En cas de refus, la France et l'Angleterre porteront la responsabilité de la guerre
qui deviendrait impérialiste ! La France refuse. Le PCF invite alors ses militants
au sabotage. Ils ne s'en privent pas et causent la mort de soldats français
envoyés au combat avec du matériel qui les lâche en plein milieu de la bataille.
Le père de Guy Môquet soutient cette ligne, il est arrêté et emprisonné. Le fils
clame haut et fort qu'il reprend le flambeau et continue le combat du père qui,
on le voit, n'est pas un combat de résistance, mais de collaboration avec les
nazis liés aux staliniens par le pacte. Des tracts sont distribués, voici ce à quoi
invite l'un d'entre eux le 27 juillet 1940 :
« Les soldats allemands sont vos frères, pactisez, ne vous trompez pas, votre
ennemi c'est le grand capital, les trusts de France, d'Angleterre, d'Amérique »

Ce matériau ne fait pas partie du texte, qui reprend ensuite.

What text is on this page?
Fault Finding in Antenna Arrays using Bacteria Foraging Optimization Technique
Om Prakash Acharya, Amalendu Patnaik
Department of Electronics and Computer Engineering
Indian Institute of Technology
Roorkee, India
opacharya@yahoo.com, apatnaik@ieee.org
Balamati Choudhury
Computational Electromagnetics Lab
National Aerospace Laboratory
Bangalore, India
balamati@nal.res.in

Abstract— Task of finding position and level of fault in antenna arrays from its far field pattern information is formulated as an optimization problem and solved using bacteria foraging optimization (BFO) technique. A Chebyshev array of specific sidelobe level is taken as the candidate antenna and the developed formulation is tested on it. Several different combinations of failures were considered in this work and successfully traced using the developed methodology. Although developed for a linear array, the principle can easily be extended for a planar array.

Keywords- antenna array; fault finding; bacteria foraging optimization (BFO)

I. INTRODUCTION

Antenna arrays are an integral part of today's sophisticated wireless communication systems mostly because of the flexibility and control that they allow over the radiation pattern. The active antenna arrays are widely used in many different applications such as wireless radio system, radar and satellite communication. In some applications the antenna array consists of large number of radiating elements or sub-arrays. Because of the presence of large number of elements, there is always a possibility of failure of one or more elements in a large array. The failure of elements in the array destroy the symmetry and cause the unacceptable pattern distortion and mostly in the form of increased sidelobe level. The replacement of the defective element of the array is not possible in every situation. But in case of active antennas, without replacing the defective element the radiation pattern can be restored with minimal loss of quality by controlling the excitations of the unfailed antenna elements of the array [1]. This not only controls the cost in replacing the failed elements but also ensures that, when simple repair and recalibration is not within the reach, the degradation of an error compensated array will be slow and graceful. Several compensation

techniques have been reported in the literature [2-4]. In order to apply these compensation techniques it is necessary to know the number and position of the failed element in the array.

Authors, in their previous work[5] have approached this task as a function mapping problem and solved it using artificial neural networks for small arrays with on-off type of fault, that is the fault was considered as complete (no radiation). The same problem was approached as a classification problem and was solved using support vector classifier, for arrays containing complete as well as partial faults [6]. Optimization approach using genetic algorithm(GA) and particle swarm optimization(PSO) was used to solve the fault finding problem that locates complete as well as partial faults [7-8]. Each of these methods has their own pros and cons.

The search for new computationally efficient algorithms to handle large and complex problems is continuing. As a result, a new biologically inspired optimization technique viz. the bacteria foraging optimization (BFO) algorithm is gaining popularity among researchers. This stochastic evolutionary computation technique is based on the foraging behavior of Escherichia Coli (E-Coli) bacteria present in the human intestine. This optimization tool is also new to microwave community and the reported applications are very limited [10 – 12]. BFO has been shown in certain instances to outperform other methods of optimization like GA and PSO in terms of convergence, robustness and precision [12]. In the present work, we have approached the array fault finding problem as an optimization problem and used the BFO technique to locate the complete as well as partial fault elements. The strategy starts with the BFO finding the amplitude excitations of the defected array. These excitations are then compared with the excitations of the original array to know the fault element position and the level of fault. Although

. Les tracts distribués par Guy Môquet n'appellent pas à la résistance : ils
épargnent les nazis, accablent les capitalistes français, justifient le pacte germano
-soviétique, attaquent l'Angleterre et les Anglais, insultent de Gaulle, font de
l'URSS le pays de la liberté et de la démocratie. Guy Môquet est arrêté par la
police de Vichy le 13 octobre 1940, non pas comme résistant, mais comme
communiste stalinien appelant à pactiser avec l'occupant nazi. Il est interrogé,
mais pas torturé. Il vit dans le camp sous un régime qui n'est pas concentrationnaire.

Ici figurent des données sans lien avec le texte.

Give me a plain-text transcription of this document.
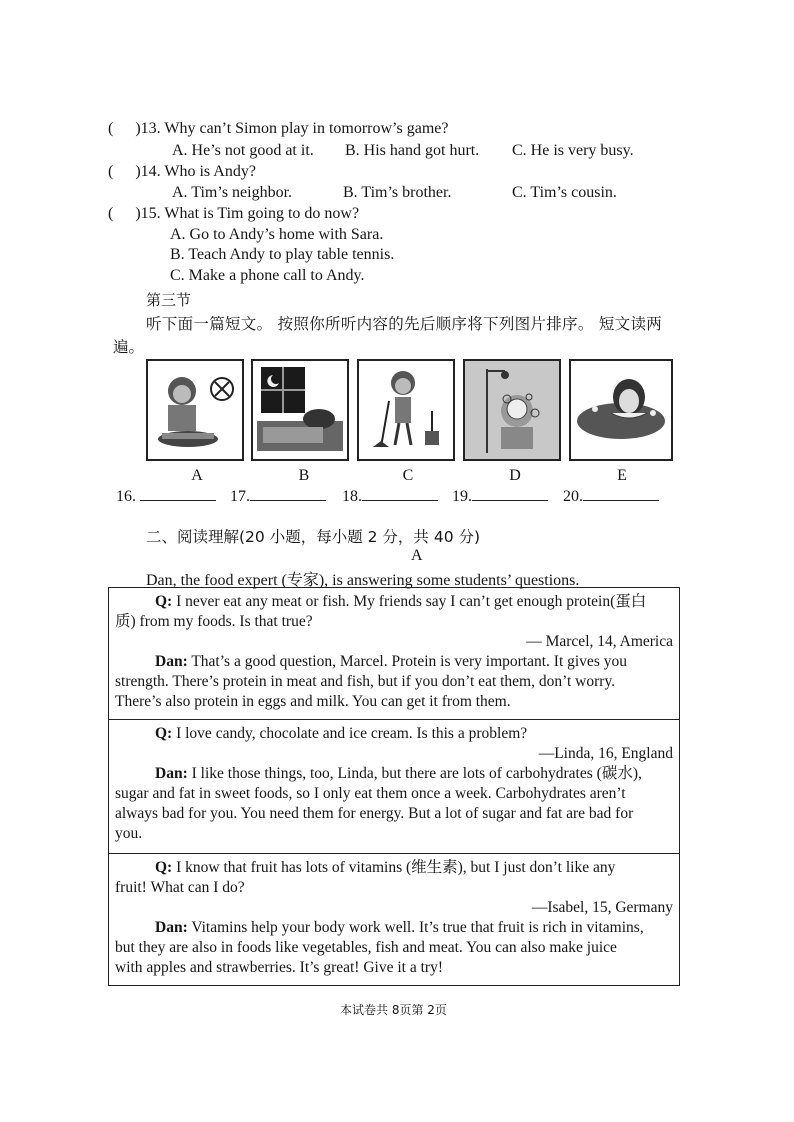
( )13. Why can’t Simon play in tomorrow’s game?
A. He’s not good at it. B. His hand got hurt. C. He is very busy.
( )14. Who is Andy?
A. Tim’s neighbor.	B. Tim’s brother.	C. Tim’s cousin.
( )15. What is Tim going to do now?
A. Go to Andy’s home with Sara.
B. Teach Andy to play table tennis.
C. Make a phone call to Andy.
第三节
听下面一篇短文。 按照你所听内容的先后顺序将下列图片排序。 短文读两
遍。
A	B	C	D	E
16.	17.	18.	19.	20.
二、阅读理解(20 小题，每小题 2 分，共 40 分)
A
Dan, the food expert (专家), is answering some students’ questions.
Q: I never eat any meat or fish. My friends say I can’t get enough protein(蛋白
质) from my foods. Is that true?
— Marcel, 14, America
Dan: That’s a good question, Marcel. Protein is very important. It gives you
strength. There’s protein in meat and fish, but if you don’t eat them, don’t worry.
There’s also protein in eggs and milk. You can get it from them.
Q: I love candy, chocolate and ice cream. Is this a problem?
—Linda, 16, England
Dan: I like those things, too, Linda, but there are lots of carbohydrates (碳水),
sugar and fat in sweet foods, so I only eat them once a week. Carbohydrates aren’t
always bad for you. You need them for energy. But a lot of sugar and fat are bad for
you.
Q: I know that fruit has lots of vitamins (维生素), but I just don’t like any
fruit! What can I do?
—Isabel, 15, Germany
Dan: Vitamins help your body work well. It’s true that fruit is rich in vitamins,
but they are also in foods like vegetables, fish and meat. You can also make juice
with apples and strawberries. It’s great! Give it a try!
本试卷共 8页第 2页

Le 22 juin 1941, Hitler envahit l'URSS. Fin du pacte germano-soviétique brisé
unilatéralement par les nazis. Les communistes changent de stratégie, presque
un an après la déclaration de la guerre, ils entrent enfin dans la résistance. Des
nazis sont abattus dans les rues. L'occupant organise des représailles et prélève
des otages dans les prisons. C'est dans cette configuration que Guy Môquet est
fusillé le 22 octobre 1941. Le PCF qui a demandé la reparution de L'Humanité
le 20 juin 1940 à l'occupant nazi sous prétexte qu'ils avaient des ennemis communs,
(les juifs, les capitalistes, les anglais, la ploutocratie, le parlementarisme, lire le
détail dans Juin 40. La négociation secrète de Jean-Pierre Besse et Claude Pennetier),
ont eu besoin de se refaire une santé à la Libération - avec l'assentiment du général
de Gaulle. Guy Môquet fut un moment idéal dans le dispositif légendaire communiste :
ce jeune homme stalinien qui défendait l'union des communistes avec les nazis contre
la démocratie parlementaire, autrement dit le contraire de la Résistance, devint la
figure emblématique d'une résistance communiste totalement inexistante à cette
époque.
Il y eut d'autres moments dans cette légende : le PCF fabriqua un faux pour faire
croire qu'il avait appelé à la Résistance dès le 10 juillet 1940, « l'appel du 10 juillet » ;
il s'intitula « le parti des 75.000 fusillés », alors qu'il y eut au total 4100 fusillés et
que tous n'étaient pas communistes ; il présenta fautivement quelques noms de
communistes comme résistants de la première heure (Tillion, Guingouin, Havez) alors
qu'ils furent de bons soldats du pacte hitléro-stalinien ; etc. « Qu'avez-vous encore
contre les communistes ? » me feront savoir nombre de mails ou de courriers que
je sais déjà insultants. « Rien ». Rien contre les communistes, mais tout pour
l'Histoire. Qu'il s'agisse de Freud et des freudiens, de Sartre et des sartriens, des
communistes et de leur saga, le combat contre la légende et les mythes s'effectue
moins « contre » que « pour » - en l'occurrence : pour l'histoire. Car le déni de
l'histoire constitue et nourrit le nihilisme.